Catastrophes réelles et catastrophes imaginaires : la théorie de la catastrophe
 
  
    Affirmer que nous n’en finissons pas de mourir touche, en fin de compte, à notre imaginaire comme à notre culture de la catastrophe en un sens encore mal saisi actuellement. La catastrophe désigne habituellement une rupture dans l’ordre des êtres, des choses et des événements, et telle rupture est, dans son sens courant, toujours inédite et effrayante. Or, comme nous l’avons montré, ce qui a été rompu, selon la philosophie cynique, c’est le lien avec la mère, cette coupure du cordon ombilical que l’humanité a toujours considéré comme allant de soi. L’humanité, jusqu’à nos jours, n’a eu de cesse de faire que les premiers instants de la vie aient un sens univoque, commun, banal, et toute conception hétérodoxe, voire seulement ambiguë, de nos débuts sera reléguée par la culture sur le plan de l’imaginaire : une fiction, en somme. Ainsi, dans un essai Perspective dépravée, l’écrivain Annie Le Brun parle de catastrophes imaginaires qui seraient le pendant des catastrophes réelles. Son propos sur la catastrophe est des plus justes : alors même que les catastrophes semblent s’abattre chaque année un peu plus autour de nous, alors que, de façon grotesque, certains vont même jusqu’à imaginer l’ensemble de l’espèce humaine comme étant suicidaire, notre imaginaire de la catastrophe s’appauvrit proportionnellement, de façon à ce que l’homme ne soit plus en mesure de considérer dans toute sa complexité ce que son époque a de tragique : « Renversement de perspective sans précédent, écrit à ce propos Annie Le Brun : pour la première fois, au lieu d’entraîner au plus loin, l’imaginaire ramène au plus près ; pour la première fois, au lieu d’ouvrir l’horizon, il le ferme en jouant essentiellement sur la vraisemblance, de sorte que les actuelles mises en scène de la catastrophe la simulent pour en nier d’abord le caractère improbable.

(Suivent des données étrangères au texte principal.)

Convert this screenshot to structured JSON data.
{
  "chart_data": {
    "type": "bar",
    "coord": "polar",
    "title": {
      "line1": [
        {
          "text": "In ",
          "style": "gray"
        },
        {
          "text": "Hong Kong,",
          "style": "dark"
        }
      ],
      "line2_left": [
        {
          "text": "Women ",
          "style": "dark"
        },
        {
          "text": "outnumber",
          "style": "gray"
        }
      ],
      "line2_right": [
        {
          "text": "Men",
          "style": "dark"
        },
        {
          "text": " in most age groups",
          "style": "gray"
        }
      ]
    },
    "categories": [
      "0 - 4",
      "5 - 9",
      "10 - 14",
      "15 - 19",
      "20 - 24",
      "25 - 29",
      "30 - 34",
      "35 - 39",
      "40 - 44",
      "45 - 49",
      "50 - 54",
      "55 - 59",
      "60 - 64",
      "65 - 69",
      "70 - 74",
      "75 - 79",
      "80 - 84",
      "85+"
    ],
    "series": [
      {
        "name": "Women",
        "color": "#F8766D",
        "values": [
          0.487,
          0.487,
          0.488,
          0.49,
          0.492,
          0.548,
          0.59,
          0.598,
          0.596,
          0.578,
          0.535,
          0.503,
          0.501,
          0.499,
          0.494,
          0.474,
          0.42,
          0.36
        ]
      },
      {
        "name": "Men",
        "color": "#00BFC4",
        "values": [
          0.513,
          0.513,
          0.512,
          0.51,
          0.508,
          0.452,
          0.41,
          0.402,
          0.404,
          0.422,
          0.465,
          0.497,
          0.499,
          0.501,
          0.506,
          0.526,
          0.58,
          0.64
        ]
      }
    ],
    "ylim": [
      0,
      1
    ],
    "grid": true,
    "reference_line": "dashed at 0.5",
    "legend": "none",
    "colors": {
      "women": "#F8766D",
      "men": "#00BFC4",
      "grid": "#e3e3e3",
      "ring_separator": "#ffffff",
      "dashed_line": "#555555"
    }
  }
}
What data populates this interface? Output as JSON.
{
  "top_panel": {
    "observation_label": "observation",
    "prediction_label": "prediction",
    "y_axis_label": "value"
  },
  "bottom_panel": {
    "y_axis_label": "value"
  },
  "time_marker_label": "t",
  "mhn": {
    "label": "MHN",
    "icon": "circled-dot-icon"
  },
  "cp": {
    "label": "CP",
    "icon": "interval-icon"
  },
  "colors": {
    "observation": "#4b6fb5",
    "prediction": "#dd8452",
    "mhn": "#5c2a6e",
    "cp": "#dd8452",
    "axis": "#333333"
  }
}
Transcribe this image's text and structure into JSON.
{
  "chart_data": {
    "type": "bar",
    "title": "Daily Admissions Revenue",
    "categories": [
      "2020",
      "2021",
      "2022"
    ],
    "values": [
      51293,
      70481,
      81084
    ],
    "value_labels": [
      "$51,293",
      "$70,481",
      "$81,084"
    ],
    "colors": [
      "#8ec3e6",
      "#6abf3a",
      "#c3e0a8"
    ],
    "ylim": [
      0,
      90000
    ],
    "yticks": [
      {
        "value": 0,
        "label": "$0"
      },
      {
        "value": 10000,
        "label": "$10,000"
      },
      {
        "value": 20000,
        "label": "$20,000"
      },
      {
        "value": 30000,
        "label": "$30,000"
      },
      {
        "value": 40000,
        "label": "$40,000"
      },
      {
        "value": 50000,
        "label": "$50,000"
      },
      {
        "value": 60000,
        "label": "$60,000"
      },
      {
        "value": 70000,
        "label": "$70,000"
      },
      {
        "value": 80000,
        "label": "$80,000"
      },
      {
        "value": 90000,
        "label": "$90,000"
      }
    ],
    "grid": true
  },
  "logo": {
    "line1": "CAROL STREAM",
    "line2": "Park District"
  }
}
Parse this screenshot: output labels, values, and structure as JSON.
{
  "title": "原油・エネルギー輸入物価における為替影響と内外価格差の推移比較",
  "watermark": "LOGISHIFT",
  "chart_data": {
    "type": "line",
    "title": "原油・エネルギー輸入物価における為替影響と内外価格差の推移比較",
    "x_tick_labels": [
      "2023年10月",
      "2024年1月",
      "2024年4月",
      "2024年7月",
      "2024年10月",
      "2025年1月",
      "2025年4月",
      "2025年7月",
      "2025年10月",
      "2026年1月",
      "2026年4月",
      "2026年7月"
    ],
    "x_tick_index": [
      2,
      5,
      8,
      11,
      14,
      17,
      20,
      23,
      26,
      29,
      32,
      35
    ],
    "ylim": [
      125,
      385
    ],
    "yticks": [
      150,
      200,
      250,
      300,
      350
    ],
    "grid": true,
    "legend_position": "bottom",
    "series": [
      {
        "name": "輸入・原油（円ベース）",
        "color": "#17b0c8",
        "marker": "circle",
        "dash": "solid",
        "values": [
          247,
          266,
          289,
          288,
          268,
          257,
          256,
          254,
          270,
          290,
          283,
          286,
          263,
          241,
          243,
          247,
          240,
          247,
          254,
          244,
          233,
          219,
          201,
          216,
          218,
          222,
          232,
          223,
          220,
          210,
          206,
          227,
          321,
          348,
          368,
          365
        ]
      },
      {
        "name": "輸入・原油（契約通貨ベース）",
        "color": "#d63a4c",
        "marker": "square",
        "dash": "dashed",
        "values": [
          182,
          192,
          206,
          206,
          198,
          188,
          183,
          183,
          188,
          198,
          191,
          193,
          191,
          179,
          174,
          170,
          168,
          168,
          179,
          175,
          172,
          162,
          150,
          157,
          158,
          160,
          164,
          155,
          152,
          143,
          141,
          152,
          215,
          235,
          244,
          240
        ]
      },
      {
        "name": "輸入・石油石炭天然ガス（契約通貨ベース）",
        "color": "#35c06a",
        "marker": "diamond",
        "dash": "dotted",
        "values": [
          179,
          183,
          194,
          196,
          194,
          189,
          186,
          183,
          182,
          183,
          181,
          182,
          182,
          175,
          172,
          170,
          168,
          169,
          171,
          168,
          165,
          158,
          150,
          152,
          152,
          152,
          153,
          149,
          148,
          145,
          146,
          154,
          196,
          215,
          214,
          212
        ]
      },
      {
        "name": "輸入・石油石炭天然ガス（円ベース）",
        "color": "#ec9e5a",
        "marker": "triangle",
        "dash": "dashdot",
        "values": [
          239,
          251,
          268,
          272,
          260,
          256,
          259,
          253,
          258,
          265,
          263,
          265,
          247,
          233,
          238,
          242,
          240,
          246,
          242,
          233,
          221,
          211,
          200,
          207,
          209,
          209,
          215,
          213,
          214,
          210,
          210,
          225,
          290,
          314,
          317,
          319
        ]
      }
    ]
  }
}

En se réduisant ainsi à l’extrapolation d’une situation-limite, elles aboutissent toutes à priver la catastrophe de la portée qu’elle a toujours eue, ne serait-ce qu’en supprimant la part d’inconnu implicite dont elle était auparavant porteuse. »[2]
    La catastrophe devient ainsi une évidence dont on s’habitue, l’horreur, qu’elle recèle, sa profondeur tragique prendraient désormais pour nous un sens conventionnel. Une norme de l’imaginaire catastrophique s’établirait ainsi, depuis plus de dix ans, par la simulation, au cinéma, à la télé et jusque dans nos sciences, des dernières heures de l’humanité et de la façon dont Noé pourrait, par exemple, s’en sortir à notre époque après avoir édifié son arche. Une norme du Spectacle s’établirait, en l’occurrence, qui chercherait à démontrer que les catastrophes humaines sont impossibles à éviter et conforteraient les discours fatalistes véhiculés par les médias : « C’est comme cela, c’est ainsi, tout va à vau-l’eau, nous ne nous en sortirons pas ! » Il faudrait alors en revenir, selon Annie Le Brun, à ce sentiment obsédant de la catastrophe dont elle parle dans Appel d’air, « obsédant comme l’écho lointain de pulsions à très longue portée dont, stupéfaits, nous percevons parfois l’ampleur mais dont l’origine nous échappe. »[3], et qui font penser à cet homme-palimpseste dont le psychanalyste Ferenczi, la bête noire de Freud, avait parlé dans Thalassa : la catastrophe de Thalassa : l’assèchement de l’océan primordial se retrouve dans le cri du nourrisson, écho rapporté du fond des Âges, lorsque l’air entre dans ses poumons pour la première fois !

    Mais, dans notre cas, concevoir la naissance comme étant une catastrophe réelle, c’est affirmer le caractère hasardeux de l’existence humaine, une existence qui est donc ouverte à toutes les tergiversations possibles sur les situations-limites.
    Aux simulations de la catastrophe dénoncées par Annie Le Brun, notre tergiversation devrait donc prendre la forme d’une vaticination circulaire, à savoir une ritournelle tournant en boucle avec les fins dernières de l’homme et s’opposant non seulement aux discours apocalyptiques du Spectacle desservis par la presse, à la télévision et au cinéma (« Le temps est à la crise, KRACH ! Il nous faudra faire des sacrifices ! Consommez moins, travaillez plus, KRACH ! Montez sur les montagnes, indignez-vous ! »), mais aussi à nombre de discours scientifiques cherchant à décrire et à expliquer ce qu’est la catastrophe.






[1] Hegel : « La figure la plus nette d'un infini à penser sans contradiction est l'accumulation illimitée des nombres dans la série numérique ... De même qu'à chaque nombre nous pouvons encore ajouter une unité sans jamais épuiser la possibilité de continuer à compter, de même à la suite de chaque état de l'Être se range un autre état, et l'infini consiste dans la production illimitée de ces états. Cet infini pensé avec exactitude n'a donc aussi qu'une seule forme fondamentale avec une seule direction. En effet, si pour notre pensée il est indifférent de se représenter une direction opposée dans l'accumulation des états, l'infini progressant à reculons n'est cependant qu'une production mentale inconsidérée. Comme dans la réalité on devrait, en effet, la parcourir en sens inverse, elle aurait à chacun de ses états une série numérique infinie derrière elle. Mais ce serait commettre la contradiction inadmissible d'une série infinie nombrée et il apparaît donc absurde de supposer une seconde direction à l'infini. » Cette pensée de Bartleby se répétant sans contradiction se retrouve, par exemple, dans                    Le pacte de lucidité, une intelligence du mal, un des derniers livres de Jean Baudrillard.
[2] Perspective dépravée. Entre catastrophe réelle et catastrophe imaginaire, Annie Le Brun. Editions du Sandre, Paris : 2011. Pp. 56, 57.
[3] Le passage suivant de l’essai Appel d’air est cité dans Perspective dépravée, p. 18.